Il rischio che si corre è anche quello di sprecare quanto fatto in questi anni in termini di economia circolare. In fatto di riciclo il nostro Paese è tra le eccellenze mondiali, grazie alla crescita delle quantità di rifiuti trattate e all’aumento delle imprese che si occupano di riciclo. «Siamo primi, tra le cinque principali economie europee, nella classifica per indice di circolarità, il valore attribuito secondo il grado di uso efficiente delle risorse in cinque categorie: produzione, consumo, gestione rifiuti, mercato delle materie prime seconde, investimenti e occupazione», si legge nel Rapporto nazionale sull’economia circolare in Italia 2020, realizzato dal Circular economy network (Cen), in collaborazione con Enea, e presentato in diretta streaming lo scorso 19 marzo.


C’è poi la questione dell’aumento, causato dalle norme sanitarie imposte durante l’emergenza sanitaria, delle plastiche monouso – presenti sopratutto nella grande distribuzione e nei dispositivi di protezione individuale – che vengono successivamente smaltite nell’inceneritori.
Per capirci: secondo una stima del Politecnico di Torino, per la sola regione Piemonte nella fase di riapertura di tutte le attività sono necessarie circa 76 milioni di mascherine chirurgiche al mese e circa 8 milioni di quelle definite di comunità, non chirurgiche. «Tutto il materiale uso e getta che sta venendo fuori da questo lockdown non può essere incenerito e bruciato. Perché significa andare contro a quello che il mondo accademico e scientifico ci dice da tempo, cioè che la materia deve essere utilizzata il più possibile» aggiunge L’Abbate.
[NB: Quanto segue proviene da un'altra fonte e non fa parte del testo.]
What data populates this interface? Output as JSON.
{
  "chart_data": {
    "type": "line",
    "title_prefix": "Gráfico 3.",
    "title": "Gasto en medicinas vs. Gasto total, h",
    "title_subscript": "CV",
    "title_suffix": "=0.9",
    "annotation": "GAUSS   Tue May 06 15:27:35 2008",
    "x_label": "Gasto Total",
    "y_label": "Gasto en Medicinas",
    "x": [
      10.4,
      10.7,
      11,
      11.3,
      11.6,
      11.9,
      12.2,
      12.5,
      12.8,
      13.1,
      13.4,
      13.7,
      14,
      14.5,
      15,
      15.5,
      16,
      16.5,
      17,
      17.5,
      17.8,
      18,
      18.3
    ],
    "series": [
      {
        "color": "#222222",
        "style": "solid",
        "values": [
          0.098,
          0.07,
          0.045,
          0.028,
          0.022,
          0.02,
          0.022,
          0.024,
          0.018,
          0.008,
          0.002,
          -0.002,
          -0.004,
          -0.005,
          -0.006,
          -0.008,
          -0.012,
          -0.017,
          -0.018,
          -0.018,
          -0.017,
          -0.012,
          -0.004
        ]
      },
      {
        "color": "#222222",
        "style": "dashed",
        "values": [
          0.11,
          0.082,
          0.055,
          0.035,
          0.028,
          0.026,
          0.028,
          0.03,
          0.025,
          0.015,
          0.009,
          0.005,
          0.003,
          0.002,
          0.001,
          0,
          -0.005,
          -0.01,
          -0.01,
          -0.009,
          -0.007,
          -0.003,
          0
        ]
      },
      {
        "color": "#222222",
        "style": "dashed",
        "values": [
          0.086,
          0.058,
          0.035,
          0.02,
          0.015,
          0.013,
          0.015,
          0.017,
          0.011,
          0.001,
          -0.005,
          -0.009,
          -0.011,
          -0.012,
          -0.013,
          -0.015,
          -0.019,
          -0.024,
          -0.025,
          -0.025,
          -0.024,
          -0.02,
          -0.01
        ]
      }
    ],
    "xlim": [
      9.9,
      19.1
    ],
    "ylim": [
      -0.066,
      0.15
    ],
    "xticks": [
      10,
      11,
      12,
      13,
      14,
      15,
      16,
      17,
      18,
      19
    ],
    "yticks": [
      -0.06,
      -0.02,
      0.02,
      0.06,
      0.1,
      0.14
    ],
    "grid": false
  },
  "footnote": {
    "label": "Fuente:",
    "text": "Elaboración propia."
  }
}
Quanto allo sblocco del mercato. Lo sop ai confini, scattati con l’emergenza perché anche le aziende estere sono alle prese con l’aumento dei rifiuti nazionali, ha congestionato i pochi impianti nazionali. Oltre al fatto che, visti gli effetti ambientali, non si potrà continuare a bruciare rifiuti per sempre, il settore della plastica riciclata rischia di affievolirsi sempre più anche a causa del collo di bottiglia che i rifiuti ospedalieri e civili stanno provocando nell’impiantistica italiana. Si attendono, quindi, decisioni imminenti da parte delle sfere politiche.